SOLOPOS.COM - Ilustrasi PPDB di Kota Jogja. (JIBI/Harian Jogja/ Gigih M. Hanafi)

Sistem zonasi yang diterapkan dalam proses Penerimaan Peserta Didik Baru (PPDB) SMP Sleman menjadi tantangan dalam pemerataan

Harianjogja.com, SLEMAN-Sistem zonasi yang diterapkan dalam proses Penerimaan Peserta Didik Baru (PPDB) SMP Sleman menjadi tantangan dalam pemerataan sarana prasarana (sarpras) sekolah di daerah.

Promosi Jalur Mudik Pantura Jawa Makin Adem Berkat Trembesi

Pihak sekolah diminta memperkuat proses pendidikan untuk membanguna kompetisi antar sekolah.

Plt Kepala Dinas Pendidikan Sleman, Arif Haryono mengatakan sistem zonasi tidak bisa dijadikan alasan menurunnya kualitas suatu sekolah.

“Bukan jadi alasan, ini [zonasi] harus jadi tahap pemerataan input pendidikan,” ujarnya, Kamis (12/7/2017).

Selain itu, dengan pendekatan jarak sekolah dengan tempat tinggal ini maka pemerintah wajib untuk memenuhi sarpras sejumlah sekolah yang dirasa belum memadai.

Terlebih lagi, tambah Arif, masyarakat berhak mendapatkan pelayanan pendidikan yang berkualitas.

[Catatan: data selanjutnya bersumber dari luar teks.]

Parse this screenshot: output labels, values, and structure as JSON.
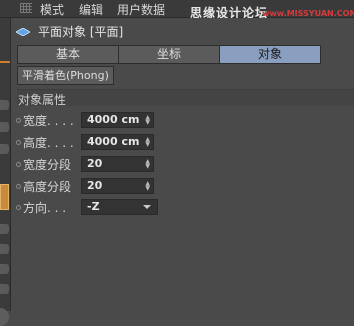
{
  "menubar": {
    "items": [
      "模式",
      "编辑",
      "用户数据"
    ],
    "watermark_cn": "思缘设计论坛",
    "watermark_url": "www.MISSYUAN.COM"
  },
  "panel": {
    "title": "平面对象 [平面]",
    "tabs": [
      {
        "label": "基本",
        "active": false
      },
      {
        "label": "坐标",
        "active": false
      },
      {
        "label": "对象",
        "active": true
      }
    ],
    "phong_button": "平滑着色(Phong)",
    "section_title": "对象属性",
    "fields": [
      {
        "label": "宽度. . . .",
        "value": "4000 cm"
      },
      {
        "label": "高度. . . .",
        "value": "4000 cm"
      },
      {
        "label": "宽度分段",
        "value": "20"
      },
      {
        "label": "高度分段",
        "value": "20"
      }
    ],
    "orientation": {
      "label": "方向. . .",
      "value": "-Z"
    }
  },
  "colors": {
    "active_tab": "#8a9fc0",
    "panel_bg": "#4a4a4a",
    "field_bg": "#333333",
    "accent_orange": "#d57c2b"
  }
}
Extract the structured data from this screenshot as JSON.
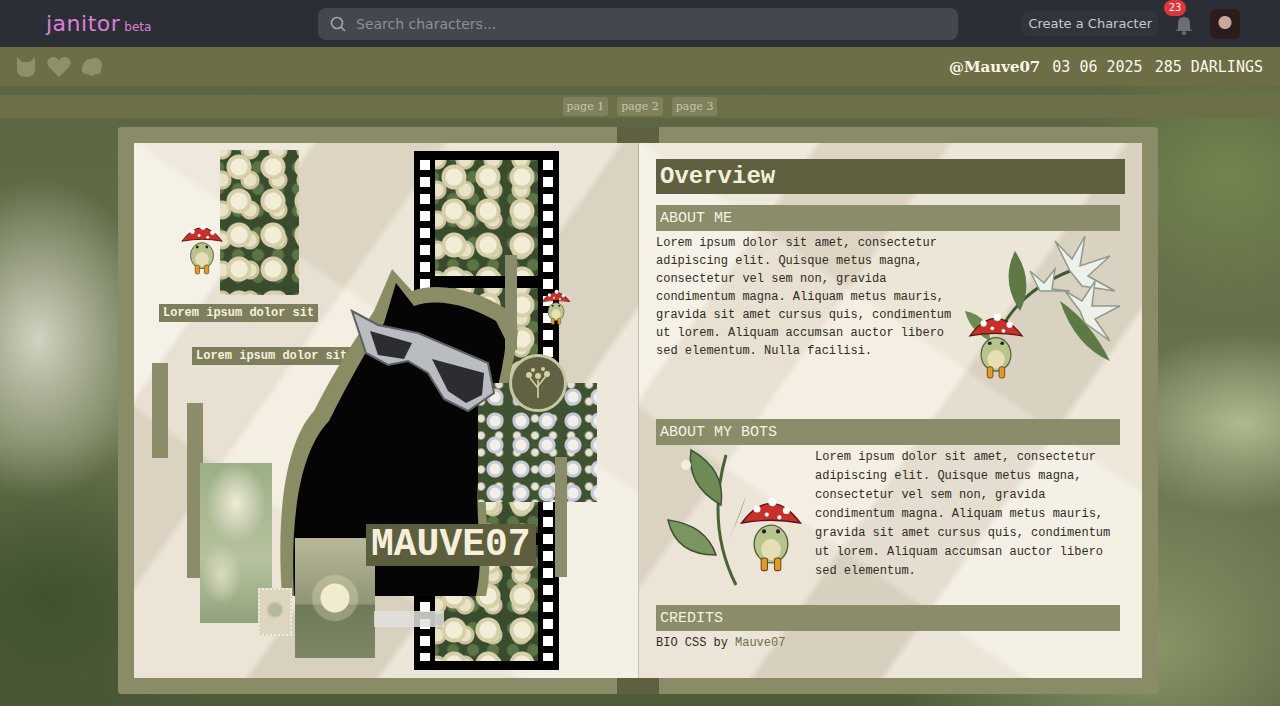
{
  "nav": {
    "logo": "janitor",
    "tag": "beta",
    "search": {
      "placeholder": "Search characters..."
    },
    "create_button": "Create a Character",
    "notifications": "23"
  },
  "profile": {
    "handle": "@Mauve07",
    "date": "03 06 2025",
    "followers": "285 DARLINGS"
  },
  "pagination": [
    "page 1",
    "page 2",
    "page 3"
  ],
  "left_page": {
    "labels": [
      "Lorem ipsum dolor sit",
      "Lorem ipsum dolor sit amet"
    ],
    "name": "MAUVE07"
  },
  "right_page": {
    "title": "Overview",
    "sections": [
      {
        "heading": "ABOUT ME",
        "body": "Lorem ipsum dolor sit amet, consectetur adipiscing elit. Quisque metus magna, consectetur vel sem non, gravida condimentum magna. Aliquam metus mauris, gravida sit amet cursus quis, condimentum ut lorem. Aliquam accumsan auctor libero sed elementum. Nulla facilisi."
      },
      {
        "heading": "ABOUT MY BOTS",
        "body": "Lorem ipsum dolor sit amet, consectetur adipiscing elit. Quisque metus magna, consectetur vel sem non, gravida condimentum magna. Aliquam metus mauris, gravida sit amet cursus quis, condimentum ut lorem. Aliquam accumsan auctor libero sed elementum."
      }
    ],
    "credits": {
      "heading": "CREDITS",
      "text": "BIO CSS by",
      "author": "Mauve07"
    }
  }
}
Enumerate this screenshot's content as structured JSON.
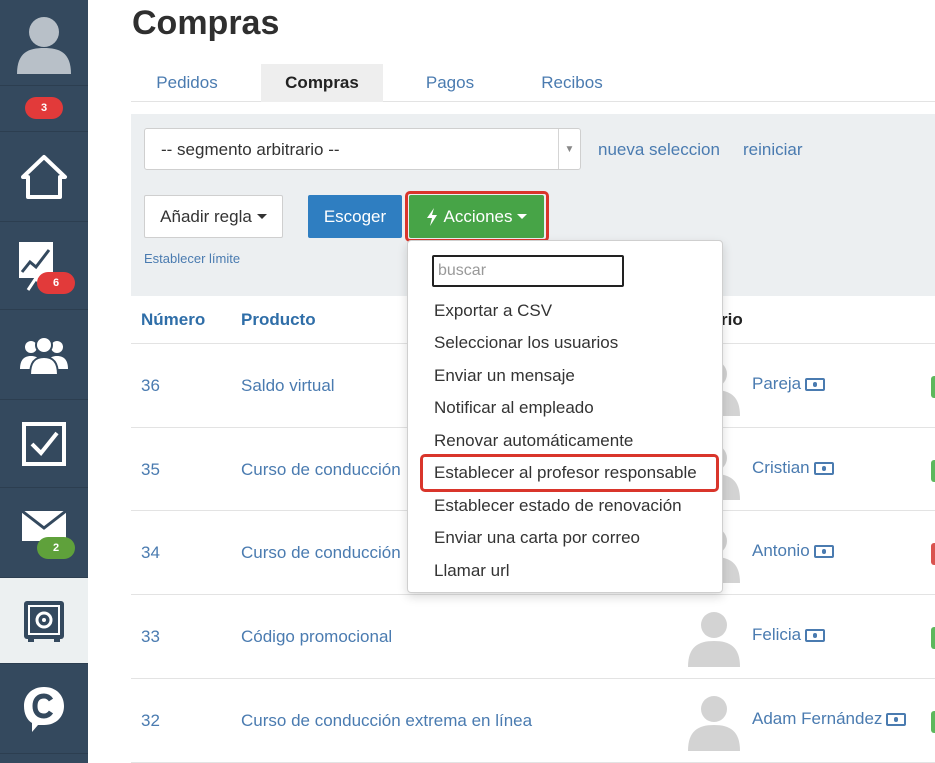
{
  "page": {
    "title": "Compras"
  },
  "sidebar": {
    "badges": {
      "notifications": "3",
      "sales": "6",
      "messages": "2"
    },
    "colors": {
      "background": "#34495e",
      "active": "#ecf0f1"
    }
  },
  "tabs": [
    {
      "label": "Pedidos"
    },
    {
      "label": "Compras"
    },
    {
      "label": "Pagos"
    },
    {
      "label": "Recibos"
    }
  ],
  "filters": {
    "segment_value": "-- segmento arbitrario --",
    "new_selection": "nueva seleccion",
    "reset": "reiniciar",
    "add_rule": "Añadir regla",
    "choose": "Escoger",
    "actions": "Acciones",
    "set_limit": "Establecer límite"
  },
  "actions_menu": {
    "search_placeholder": "buscar",
    "items": [
      "Exportar a CSV",
      "Seleccionar los usuarios",
      "Enviar un mensaje",
      "Notificar al empleado",
      "Renovar automáticamente",
      "Establecer al profesor responsable",
      "Establecer estado de renovación",
      "Enviar una carta por correo",
      "Llamar url"
    ]
  },
  "table": {
    "headers": {
      "number": "Número",
      "product": "Producto",
      "user": "rio"
    },
    "rows": [
      {
        "number": "36",
        "product": "Saldo virtual",
        "user": "Pareja",
        "status_color": "#5cb85c"
      },
      {
        "number": "35",
        "product": "Curso de conducción",
        "user": "Cristian",
        "status_color": "#5cb85c"
      },
      {
        "number": "34",
        "product": "Curso de conducción",
        "user": "Antonio",
        "status_color": "#d9534f"
      },
      {
        "number": "33",
        "product": "Código promocional",
        "user": "Felicia",
        "status_color": "#5cb85c"
      },
      {
        "number": "32",
        "product": "Curso de conducción extrema en línea",
        "user": "Adam Fernández",
        "status_color": "#5cb85c"
      }
    ]
  }
}
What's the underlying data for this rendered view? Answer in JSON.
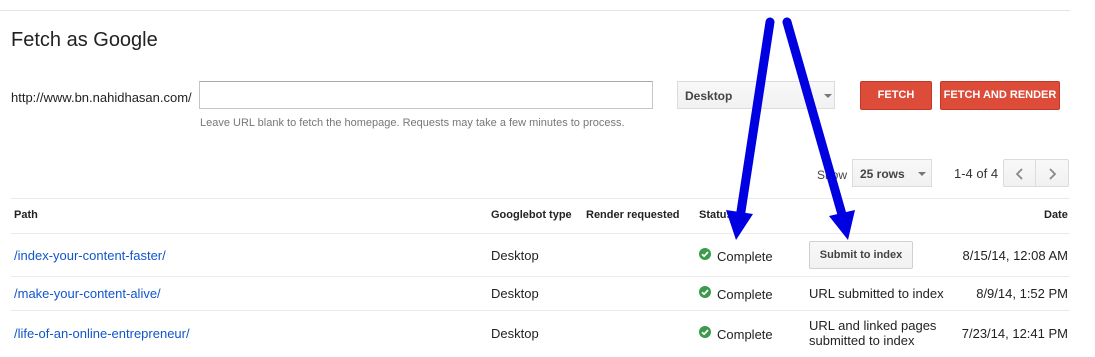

Menurutnya, kualitas sekolah dibangun dari budaya mutu, profesional dan kompetensi guru. Tenaga pendidik sendiri memang sudah terikat kewajiban untuk melaksanakan proses belajar mengajar dengan optimal.

Secara jangka panjang, sistem zonasi dikatakan ditarget sebagai pemerataan kualitas pendidikan daerah. Arif juga menekankan di zonasi yang ditentukan di sistem PPDB Sleman masing-masing memiliki sekolah yang kerap dianggap unggul oleh masyarakat.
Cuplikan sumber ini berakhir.